I remember when I first began running with Tim. Up until then I had always run on my own and never had to worry about keeping up with a companion. In fact, given that Tim and I had just started dating, I wasn't only worried about my pace but also about whether my laboured breathing, sweaty brow and less-than-perky expression might completely put him off! For sure, in those early days it was a stretch for me to keep pace with him. And bearing in mind this was before the trend in run-walking, Tim was not in favour of me slowing to a plod. 'Just keep moving!' he would entreat me. 'Don't walk, let's jog slowly!' He knew that if I stopped, it would be all the more challenging to get moving again.
Of course, there are times when we need to stop; rest plays a crucial and often under-estimated role in life, as in fitness ...
... but I am learning that when life is tough, it is time to keep doing those things I learned to do when I felt strong.
When I am discouraged or lacking motivation, my habits save me from slowing to a standstill. I don't have to think about waking early to have a quiet moment of reflection, followed by a workout; I do it because it is normal for me. Whatever overindulgence may have happened the night before, I don't completely fall off the healthy-eating wagon because it is my habit to start the day with a fresh green smoothie. It might be a small thing, but my habits stop me from getting completely derailed. When motivation is low, I just do what I always do.
The last couple of weeks have been emotionally draining. My heart has been straining towards South Africa, where two close friends have been suffering horribly. One had an unusual and very serious health scare, another was violently assaulted. A big part of me wanted to buy a plane ticket and drop everything to be by their sides. In England, a dear friend who has loved and supported us throughout our years in missions passed away suddenly. Connecting to his memorial service via Skype was better than nothing, but left me feeling far away and strangely empty. All of this has happened at a time when Tim and I are already unusually stretched, with a crisis in our region requiring considerable amounts of extra work and attention.
The emotional overload makes stopping - quitting - seem very desirable. Quite frankly, I have seriously considered burying myself under my duvet and not re-emerging until April at the earliest. I am pretty sure the kids could survive on toast for at least that long and, although they might forget to clip their toe nails, I doubt there would be any lasting damage.

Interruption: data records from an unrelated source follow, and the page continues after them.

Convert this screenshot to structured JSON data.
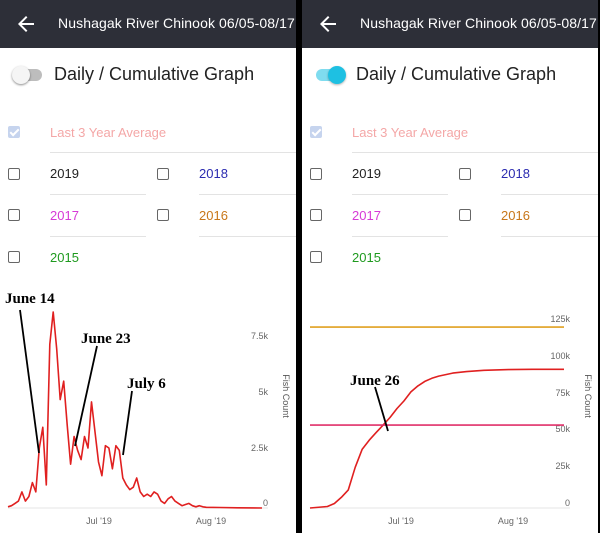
{
  "screens": [
    {
      "header": {
        "title": "Nushagak River Chinook 06/05-08/17"
      },
      "toggle": {
        "label": "Daily / Cumulative Graph",
        "state": "off"
      },
      "legend": [
        {
          "label": "Last 3 Year Average",
          "checked": true,
          "color": "#f4a7a7"
        },
        {
          "label": "2019",
          "checked": false,
          "color": "#222222"
        },
        {
          "label": "2018",
          "checked": false,
          "color": "#2b2bb0"
        },
        {
          "label": "2017",
          "checked": false,
          "color": "#d63ad6"
        },
        {
          "label": "2016",
          "checked": false,
          "color": "#c8771a"
        },
        {
          "label": "2015",
          "checked": false,
          "color": "#1f9a1f"
        }
      ],
      "chart": {
        "type": "line",
        "mode": "daily",
        "y_axis_title": "Fish Count",
        "y_ticks": [
          "7.5k",
          "5k",
          "2.5k",
          "0"
        ],
        "x_ticks": [
          "Jul '19",
          "Aug '19"
        ],
        "annotations": [
          "June 14",
          "June 23",
          "July 6"
        ]
      }
    },
    {
      "header": {
        "title": "Nushagak River Chinook 06/05-08/17"
      },
      "toggle": {
        "label": "Daily / Cumulative Graph",
        "state": "on"
      },
      "legend": [
        {
          "label": "Last 3 Year Average",
          "checked": true,
          "color": "#f4a7a7"
        },
        {
          "label": "2019",
          "checked": false,
          "color": "#222222"
        },
        {
          "label": "2018",
          "checked": false,
          "color": "#2b2bb0"
        },
        {
          "label": "2017",
          "checked": false,
          "color": "#d63ad6"
        },
        {
          "label": "2016",
          "checked": false,
          "color": "#c8771a"
        },
        {
          "label": "2015",
          "checked": false,
          "color": "#1f9a1f"
        }
      ],
      "chart": {
        "type": "line",
        "mode": "cumulative",
        "y_axis_title": "Fish Count",
        "y_ticks": [
          "125k",
          "100k",
          "75k",
          "50k",
          "25k",
          "0"
        ],
        "x_ticks": [
          "Jul '19",
          "Aug '19"
        ],
        "annotations": [
          "June 26"
        ]
      }
    }
  ],
  "chart_data": [
    {
      "type": "line",
      "title": "",
      "xlabel": "",
      "ylabel": "Fish Count",
      "ylim": [
        0,
        8500
      ],
      "x_unit": "date",
      "x": [
        "2019-06-05",
        "2019-06-06",
        "2019-06-07",
        "2019-06-08",
        "2019-06-09",
        "2019-06-10",
        "2019-06-11",
        "2019-06-12",
        "2019-06-13",
        "2019-06-14",
        "2019-06-15",
        "2019-06-16",
        "2019-06-17",
        "2019-06-18",
        "2019-06-19",
        "2019-06-20",
        "2019-06-21",
        "2019-06-22",
        "2019-06-23",
        "2019-06-24",
        "2019-06-25",
        "2019-06-26",
        "2019-06-27",
        "2019-06-28",
        "2019-06-29",
        "2019-06-30",
        "2019-07-01",
        "2019-07-02",
        "2019-07-03",
        "2019-07-04",
        "2019-07-05",
        "2019-07-06",
        "2019-07-07",
        "2019-07-08",
        "2019-07-09",
        "2019-07-10",
        "2019-07-11",
        "2019-07-12",
        "2019-07-13",
        "2019-07-14",
        "2019-07-15",
        "2019-07-16",
        "2019-07-17",
        "2019-07-18",
        "2019-07-19",
        "2019-07-20",
        "2019-07-21",
        "2019-07-22",
        "2019-07-23",
        "2019-07-24",
        "2019-07-25",
        "2019-07-26",
        "2019-07-27",
        "2019-07-28",
        "2019-07-29",
        "2019-07-30",
        "2019-07-31",
        "2019-08-01",
        "2019-08-05",
        "2019-08-10",
        "2019-08-17"
      ],
      "series": [
        {
          "color": "#e02020",
          "values": [
            50,
            100,
            200,
            300,
            700,
            300,
            500,
            1100,
            700,
            2600,
            3500,
            1000,
            7100,
            8500,
            6900,
            4700,
            5500,
            3600,
            1900,
            3100,
            2500,
            2100,
            3100,
            2600,
            4600,
            3300,
            2000,
            1400,
            2700,
            2600,
            1700,
            2700,
            2500,
            1300,
            1000,
            800,
            900,
            1300,
            700,
            500,
            600,
            500,
            700,
            600,
            300,
            200,
            400,
            500,
            300,
            200,
            100,
            150,
            200,
            100,
            50,
            100,
            50,
            30,
            20,
            10,
            0
          ]
        }
      ],
      "annotations": [
        {
          "text": "June 14",
          "x": "2019-06-14"
        },
        {
          "text": "June 23",
          "x": "2019-06-23"
        },
        {
          "text": "July 6",
          "x": "2019-07-06"
        }
      ]
    },
    {
      "type": "line",
      "title": "",
      "xlabel": "",
      "ylabel": "Fish Count",
      "ylim": [
        0,
        130000
      ],
      "x_unit": "date",
      "x": [
        "2019-06-05",
        "2019-06-10",
        "2019-06-12",
        "2019-06-14",
        "2019-06-16",
        "2019-06-18",
        "2019-06-20",
        "2019-06-22",
        "2019-06-24",
        "2019-06-26",
        "2019-06-28",
        "2019-06-30",
        "2019-07-02",
        "2019-07-04",
        "2019-07-06",
        "2019-07-08",
        "2019-07-10",
        "2019-07-12",
        "2019-07-14",
        "2019-07-16",
        "2019-07-20",
        "2019-07-25",
        "2019-08-01",
        "2019-08-08",
        "2019-08-17"
      ],
      "series": [
        {
          "color": "#e02020",
          "values": [
            0,
            1000,
            3000,
            7000,
            12000,
            27000,
            39000,
            45000,
            50000,
            55000,
            60000,
            66000,
            71000,
            77000,
            81000,
            84000,
            86000,
            87500,
            88500,
            89500,
            90500,
            91300,
            91800,
            92000,
            92000
          ]
        },
        {
          "color": "#e0a020",
          "values": [
            120000,
            120000,
            120000,
            120000,
            120000,
            120000,
            120000,
            120000,
            120000,
            120000,
            120000,
            120000,
            120000,
            120000,
            120000,
            120000,
            120000,
            120000,
            120000,
            120000,
            120000,
            120000,
            120000,
            120000,
            120000
          ]
        },
        {
          "color": "#e0306a",
          "values": [
            55000,
            55000,
            55000,
            55000,
            55000,
            55000,
            55000,
            55000,
            55000,
            55000,
            55000,
            55000,
            55000,
            55000,
            55000,
            55000,
            55000,
            55000,
            55000,
            55000,
            55000,
            55000,
            55000,
            55000,
            55000
          ]
        }
      ],
      "x_ticks": [
        {
          "label": "Jul '19",
          "x": "2019-07-01"
        },
        {
          "label": "Aug '19",
          "x": "2019-08-01"
        }
      ],
      "y_ticks": [
        0,
        25000,
        50000,
        75000,
        100000,
        125000
      ],
      "annotations": [
        {
          "text": "June 26",
          "x": "2019-06-26"
        }
      ]
    }
  ]
}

At times like this, I need anchor points; lines that hold me steady until the turbulence passes. I read the Psalms. I walk in nature. I talk with friends. I hold my kids. I watch the sunrise. In my journal I list the things I am thankful for. I keep doing the things I learned to do when life was full of sunshine and ease. I keep doing them until they touch something deep inside me, until I can breathe easily again.
It takes work to create consistent habits. At the time, I think I am choosing these habits because they help me stay fit, or fight winter colds, or practice patience. I don't realise at first that when life gets tough, these habits might just save me. Hold me steady. Stop me from getting completely derailed.
What habits have become anchor points for you? To what extent has a time of turbulence made you aware of your need for good habits that hold you steady?